These events take place in a larger context. More than a year ago, President Obama announced a U.S.-Colombia Labor Action Plan. The plan was designed to pave the way for passage of the U.S.-Colombia Free Trade Agreement (FTA) by addressing labor violence in the country. Despite some steps forward, violence against trade unionists has continued to plague Colombia, and even relatively simple complaints involving small groups of workers are being met with serious resistance from employers. WOLA urges the United States and Colombia to take bolder steps to implement the Labor Action Plan.
“The United States, as Colombia’s trading partner, must send a message that it expects the Colombian government and Colombian employers to respect trade unionists’ lives and basic labor rights,” stated Sanchez-Garzoli. “The United States and Colombia promised workers that big changes would take place with the U.S.-Colombia Labor Action Plan. The cruel way in which these ex-GM workers were treated by a subsidiary to a U.S. company, and the failure to hold employers to internationally recognized labor standards, is indicative of the continuing labor rights problems in Colombia as this FTA moves forward.”
In April, President Obama announced at the Summit of the Americas in Cartagena that the U.S.-Colombia FTA was moving forward based upon their determination that Colombia had met key aspects of the Labor Action Plan.
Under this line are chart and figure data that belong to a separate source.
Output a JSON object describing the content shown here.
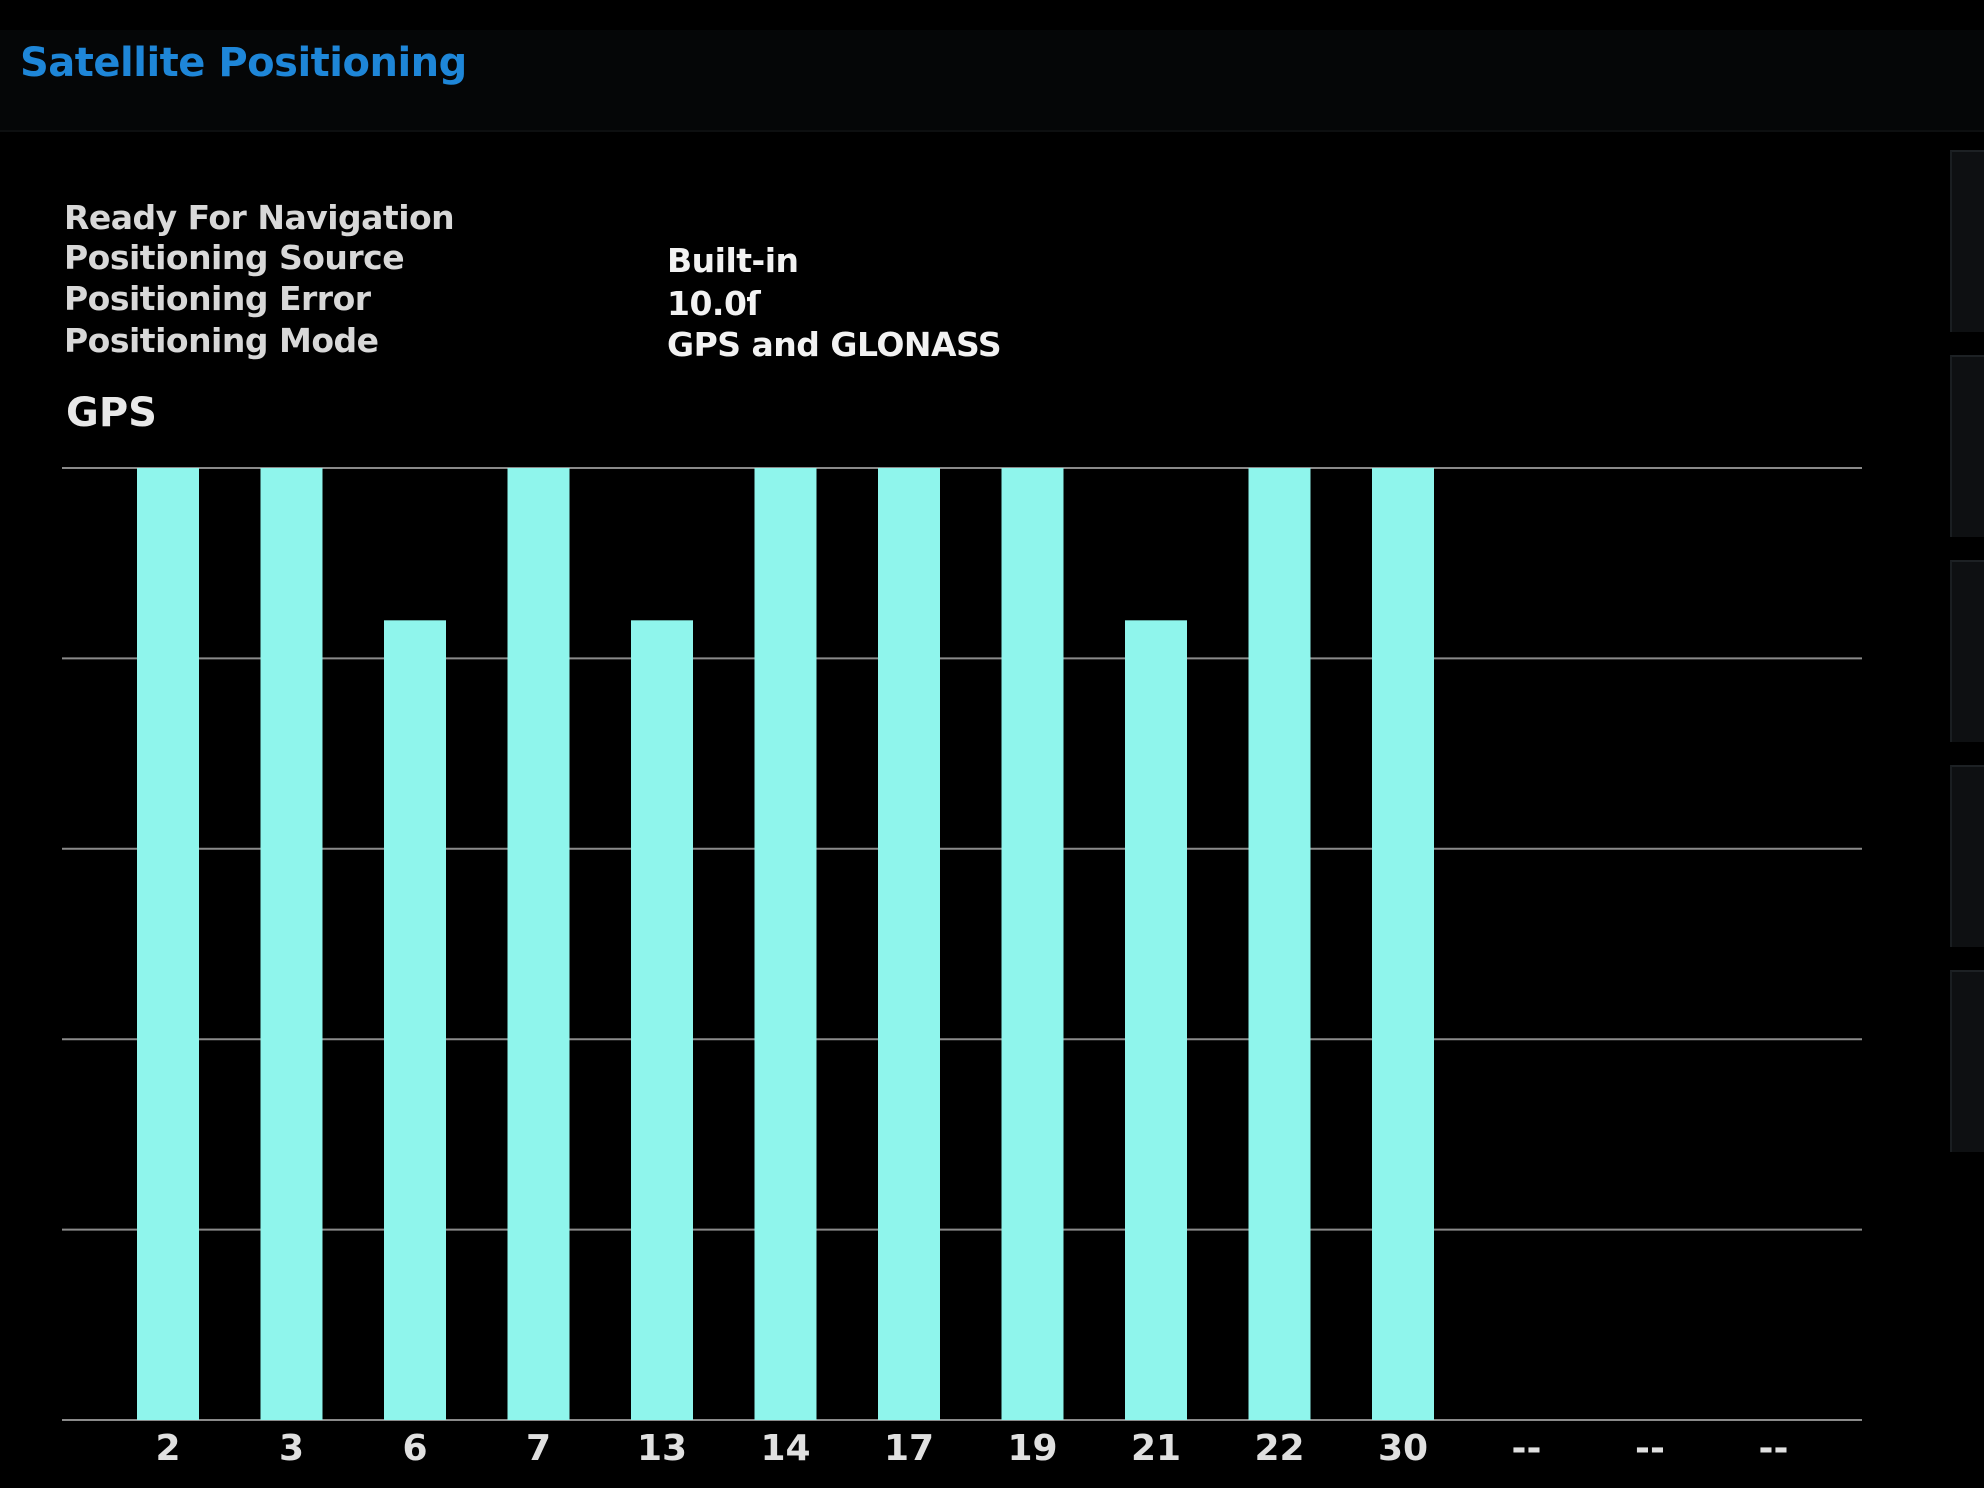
{
  "app": {
    "title": "Satellite Positioning"
  },
  "status": {
    "label": "Ready For Navigation"
  },
  "info": [
    {
      "label": "Positioning Source",
      "value": "Built-in"
    },
    {
      "label": "Positioning Error",
      "value": "10.0ſ"
    },
    {
      "label": "Positioning Mode",
      "value": "GPS and GLONASS"
    }
  ],
  "section": {
    "title": "GPS"
  },
  "colors": {
    "bar": "#8ff5ec",
    "title": "#1e86d8",
    "grid": "#8a8a8a"
  },
  "chart_data": {
    "type": "bar",
    "categories": [
      "2",
      "3",
      "6",
      "7",
      "13",
      "14",
      "17",
      "19",
      "21",
      "22",
      "30",
      "--",
      "--",
      "--"
    ],
    "series": [
      {
        "values": [
          50,
          50,
          42,
          50,
          42,
          50,
          50,
          50,
          42,
          50,
          50,
          null,
          null,
          null
        ]
      }
    ],
    "ylim": [
      0,
      50
    ],
    "grid": true,
    "gridlines": 6
  }
}
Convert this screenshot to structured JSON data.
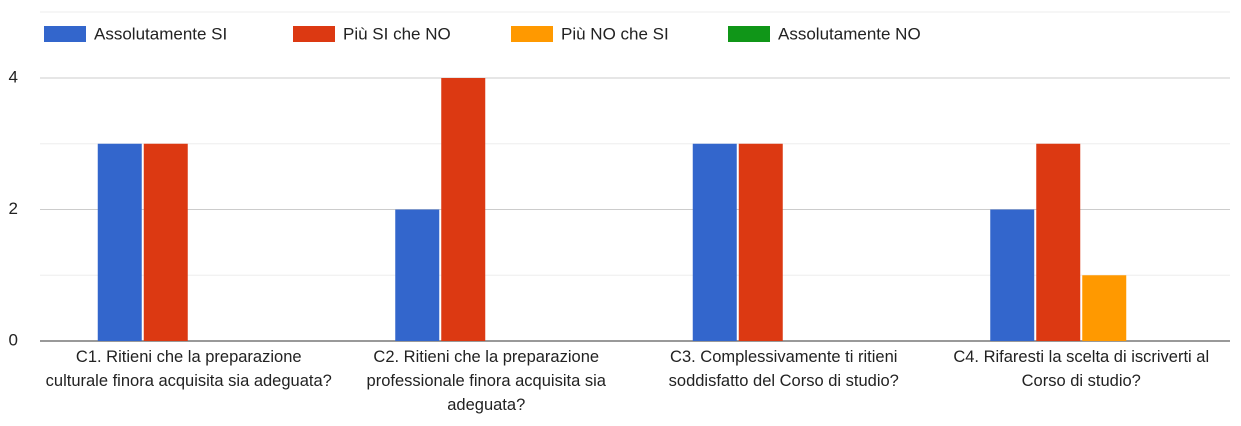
{
  "chart_data": {
    "type": "bar",
    "categories": [
      "C1. Ritieni che la preparazione culturale finora acquisita sia adeguata?",
      "C2. Ritieni che la preparazione professionale finora acquisita sia adeguata?",
      "C3. Complessivamente ti ritieni soddisfatto del Corso di studio?",
      "C4. Rifaresti la scelta di iscriverti al Corso di studio?"
    ],
    "series": [
      {
        "name": "Assolutamente SI",
        "color": "#3366cc",
        "values": [
          3,
          2,
          3,
          2
        ]
      },
      {
        "name": "Più SI che NO",
        "color": "#dc3912",
        "values": [
          3,
          4,
          3,
          3
        ]
      },
      {
        "name": "Più NO che SI",
        "color": "#ff9900",
        "values": [
          0,
          0,
          0,
          1
        ]
      },
      {
        "name": "Assolutamente NO",
        "color": "#109618",
        "values": [
          0,
          0,
          0,
          0
        ]
      }
    ],
    "ylim": [
      0,
      4
    ],
    "yticks": [
      0,
      2,
      4
    ],
    "minor_yticks": [
      1,
      3
    ],
    "grid": true,
    "legend": "top"
  }
}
Since the Summit, killings and death threats against the labor activists in the priority sectors outlined in the Labor Action Plan have increased. One such high profile murder was of Daniel Aguirre, who steadfastly advocated for direct contracts in the sugar sector. A recent WOLA visit to Colombia found that workers in the oil palm, sugar, and port sectors are regularly fired, threatened, and mistreated for simply attempting to affiliate themselves with trade unions.
WOLA supports the hunger strikers in calling on the U.S. and Colombian governments to act swiftly to get GM to meet their demands. “The governments must also act immediately to protect trade unionists and achieve justice in trade union killings,” said Sanchez. “The United States must press Colombia to implement real labor reforms in the sugar, port, mining, flower, and oil palm sectors.”